Holding hands, they strolled to the middle of the fairway, and Nina was consumed by a curious certainty—she was going to go all the way with this boy. They both wanted it. She could tell. The knowledge and the anticipation breathed from their skin.
He turned to her and bent down and kissed her, and she felt herself lighting up with a burning need. She silently reviewed all the information she had from her sisters. Sex was natural, it was fun with the right guy … but a girl should never leave safety up to the guy. Nina had a tri-fold pack of condoms in her purse. She was fully, embarrassingly prepared to whip them out if necessary.
The starlit night surrounded them with magic. Then Nina heard a quiet popping sound, followed by a staccato hiss. A slap of cold water hit them.
“Hey,” she yelled.
“The sprinklers just turned on.” Laurence grabbed her hand and they tried running for cover, but the sprinklers had sprouted everywhere, forming a gauntlet of arching fountains along the fairway.
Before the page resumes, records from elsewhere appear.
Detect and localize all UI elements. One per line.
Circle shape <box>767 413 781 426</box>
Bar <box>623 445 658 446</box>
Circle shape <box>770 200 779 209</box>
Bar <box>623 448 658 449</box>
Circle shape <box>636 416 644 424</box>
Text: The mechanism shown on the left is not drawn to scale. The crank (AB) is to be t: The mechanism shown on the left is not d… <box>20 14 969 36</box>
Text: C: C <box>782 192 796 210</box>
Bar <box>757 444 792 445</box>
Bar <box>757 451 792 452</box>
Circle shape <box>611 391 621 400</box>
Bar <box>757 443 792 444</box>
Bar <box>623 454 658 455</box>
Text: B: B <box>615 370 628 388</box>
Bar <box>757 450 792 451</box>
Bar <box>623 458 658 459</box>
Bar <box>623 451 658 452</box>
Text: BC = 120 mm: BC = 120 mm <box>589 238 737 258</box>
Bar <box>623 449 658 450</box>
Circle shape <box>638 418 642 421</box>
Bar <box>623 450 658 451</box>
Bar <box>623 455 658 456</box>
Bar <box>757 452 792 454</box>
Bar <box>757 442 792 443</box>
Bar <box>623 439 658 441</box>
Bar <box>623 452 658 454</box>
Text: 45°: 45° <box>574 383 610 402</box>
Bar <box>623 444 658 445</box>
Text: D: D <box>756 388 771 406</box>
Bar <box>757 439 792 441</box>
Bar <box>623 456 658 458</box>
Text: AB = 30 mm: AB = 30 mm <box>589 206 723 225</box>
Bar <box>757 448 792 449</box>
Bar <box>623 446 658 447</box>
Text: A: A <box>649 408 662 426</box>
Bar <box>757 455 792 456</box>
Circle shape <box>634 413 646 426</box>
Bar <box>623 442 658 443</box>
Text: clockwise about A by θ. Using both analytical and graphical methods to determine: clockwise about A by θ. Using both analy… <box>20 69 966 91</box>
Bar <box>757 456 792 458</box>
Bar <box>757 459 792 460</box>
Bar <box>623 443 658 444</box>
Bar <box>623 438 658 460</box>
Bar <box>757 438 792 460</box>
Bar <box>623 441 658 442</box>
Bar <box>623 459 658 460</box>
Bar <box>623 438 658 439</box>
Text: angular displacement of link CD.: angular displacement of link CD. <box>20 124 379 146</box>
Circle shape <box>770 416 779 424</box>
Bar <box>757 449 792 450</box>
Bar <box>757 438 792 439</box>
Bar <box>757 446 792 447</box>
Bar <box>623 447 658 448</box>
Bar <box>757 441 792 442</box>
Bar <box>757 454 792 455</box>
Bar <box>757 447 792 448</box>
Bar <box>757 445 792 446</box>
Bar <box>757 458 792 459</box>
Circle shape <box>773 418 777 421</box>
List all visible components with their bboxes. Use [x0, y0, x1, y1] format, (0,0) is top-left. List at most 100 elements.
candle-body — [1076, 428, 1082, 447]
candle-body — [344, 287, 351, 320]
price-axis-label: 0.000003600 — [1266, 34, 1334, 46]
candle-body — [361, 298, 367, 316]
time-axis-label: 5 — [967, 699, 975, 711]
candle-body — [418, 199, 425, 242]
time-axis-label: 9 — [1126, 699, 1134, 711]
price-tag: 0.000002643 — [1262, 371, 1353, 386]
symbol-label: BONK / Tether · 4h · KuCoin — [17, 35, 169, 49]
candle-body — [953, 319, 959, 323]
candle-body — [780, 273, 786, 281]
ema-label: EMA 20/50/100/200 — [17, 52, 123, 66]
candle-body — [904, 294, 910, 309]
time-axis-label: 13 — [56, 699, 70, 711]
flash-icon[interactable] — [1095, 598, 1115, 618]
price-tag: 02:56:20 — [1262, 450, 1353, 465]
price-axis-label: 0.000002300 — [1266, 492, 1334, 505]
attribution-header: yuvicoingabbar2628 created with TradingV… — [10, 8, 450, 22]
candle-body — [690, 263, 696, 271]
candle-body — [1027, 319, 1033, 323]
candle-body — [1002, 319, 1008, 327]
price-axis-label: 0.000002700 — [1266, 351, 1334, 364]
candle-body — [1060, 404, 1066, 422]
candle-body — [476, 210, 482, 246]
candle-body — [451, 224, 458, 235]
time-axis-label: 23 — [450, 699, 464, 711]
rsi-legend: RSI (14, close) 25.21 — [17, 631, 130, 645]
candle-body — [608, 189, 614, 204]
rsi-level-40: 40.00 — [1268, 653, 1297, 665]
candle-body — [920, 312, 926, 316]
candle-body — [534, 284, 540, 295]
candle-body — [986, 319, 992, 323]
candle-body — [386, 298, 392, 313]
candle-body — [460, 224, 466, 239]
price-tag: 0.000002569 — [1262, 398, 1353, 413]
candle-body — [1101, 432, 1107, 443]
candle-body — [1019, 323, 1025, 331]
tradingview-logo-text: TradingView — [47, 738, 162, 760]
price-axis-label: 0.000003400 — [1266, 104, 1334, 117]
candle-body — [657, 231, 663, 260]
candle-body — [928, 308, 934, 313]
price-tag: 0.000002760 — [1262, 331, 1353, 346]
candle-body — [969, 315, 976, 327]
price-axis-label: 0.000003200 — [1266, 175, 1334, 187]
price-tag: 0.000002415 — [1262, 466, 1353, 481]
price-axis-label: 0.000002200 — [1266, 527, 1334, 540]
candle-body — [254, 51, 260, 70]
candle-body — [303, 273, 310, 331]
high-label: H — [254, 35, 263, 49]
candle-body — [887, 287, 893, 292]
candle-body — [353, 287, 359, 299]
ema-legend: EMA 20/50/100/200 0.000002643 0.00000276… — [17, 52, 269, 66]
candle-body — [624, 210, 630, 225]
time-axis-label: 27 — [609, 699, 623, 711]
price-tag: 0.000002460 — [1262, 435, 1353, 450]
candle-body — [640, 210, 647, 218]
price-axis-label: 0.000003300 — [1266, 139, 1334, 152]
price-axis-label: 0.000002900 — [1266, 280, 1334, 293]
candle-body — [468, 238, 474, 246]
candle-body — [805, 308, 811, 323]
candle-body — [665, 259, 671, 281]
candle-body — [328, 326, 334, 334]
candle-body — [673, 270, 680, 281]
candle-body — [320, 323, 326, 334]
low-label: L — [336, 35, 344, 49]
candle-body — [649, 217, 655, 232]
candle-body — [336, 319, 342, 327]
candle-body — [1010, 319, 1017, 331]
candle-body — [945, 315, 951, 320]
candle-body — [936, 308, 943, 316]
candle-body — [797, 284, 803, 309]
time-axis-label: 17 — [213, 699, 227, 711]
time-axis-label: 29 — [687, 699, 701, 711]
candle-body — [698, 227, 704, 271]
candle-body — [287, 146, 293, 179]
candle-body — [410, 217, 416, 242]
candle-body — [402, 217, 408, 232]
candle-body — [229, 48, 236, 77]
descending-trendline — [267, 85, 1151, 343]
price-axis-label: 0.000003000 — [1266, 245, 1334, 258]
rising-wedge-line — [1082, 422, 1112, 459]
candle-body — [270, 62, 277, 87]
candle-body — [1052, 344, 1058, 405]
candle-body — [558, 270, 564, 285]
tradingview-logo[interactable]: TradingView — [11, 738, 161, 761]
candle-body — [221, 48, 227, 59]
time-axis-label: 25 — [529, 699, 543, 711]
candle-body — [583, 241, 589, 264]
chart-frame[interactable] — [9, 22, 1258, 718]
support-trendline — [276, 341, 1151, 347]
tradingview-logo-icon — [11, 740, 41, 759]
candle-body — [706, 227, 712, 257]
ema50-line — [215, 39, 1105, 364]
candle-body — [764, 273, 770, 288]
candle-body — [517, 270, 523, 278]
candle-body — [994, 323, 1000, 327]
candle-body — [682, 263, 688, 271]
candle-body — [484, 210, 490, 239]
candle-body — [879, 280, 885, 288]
By the time they escaped the spraying water, they were completely drenched. Ducking the sprinklers, they made their way to a gazebo between two fairways.
Nina got the giggles, and couldn’t stop until Laurence kissed her again. These were new kisses, imbued with a searing intimacy, almost a desperation. It was a relief when he stepped back and peeled off her soaking wet dress, spreading it across a privet hedge. She needed this, needed to be close to him, skin-to-skin with nothing between them, nothing at all.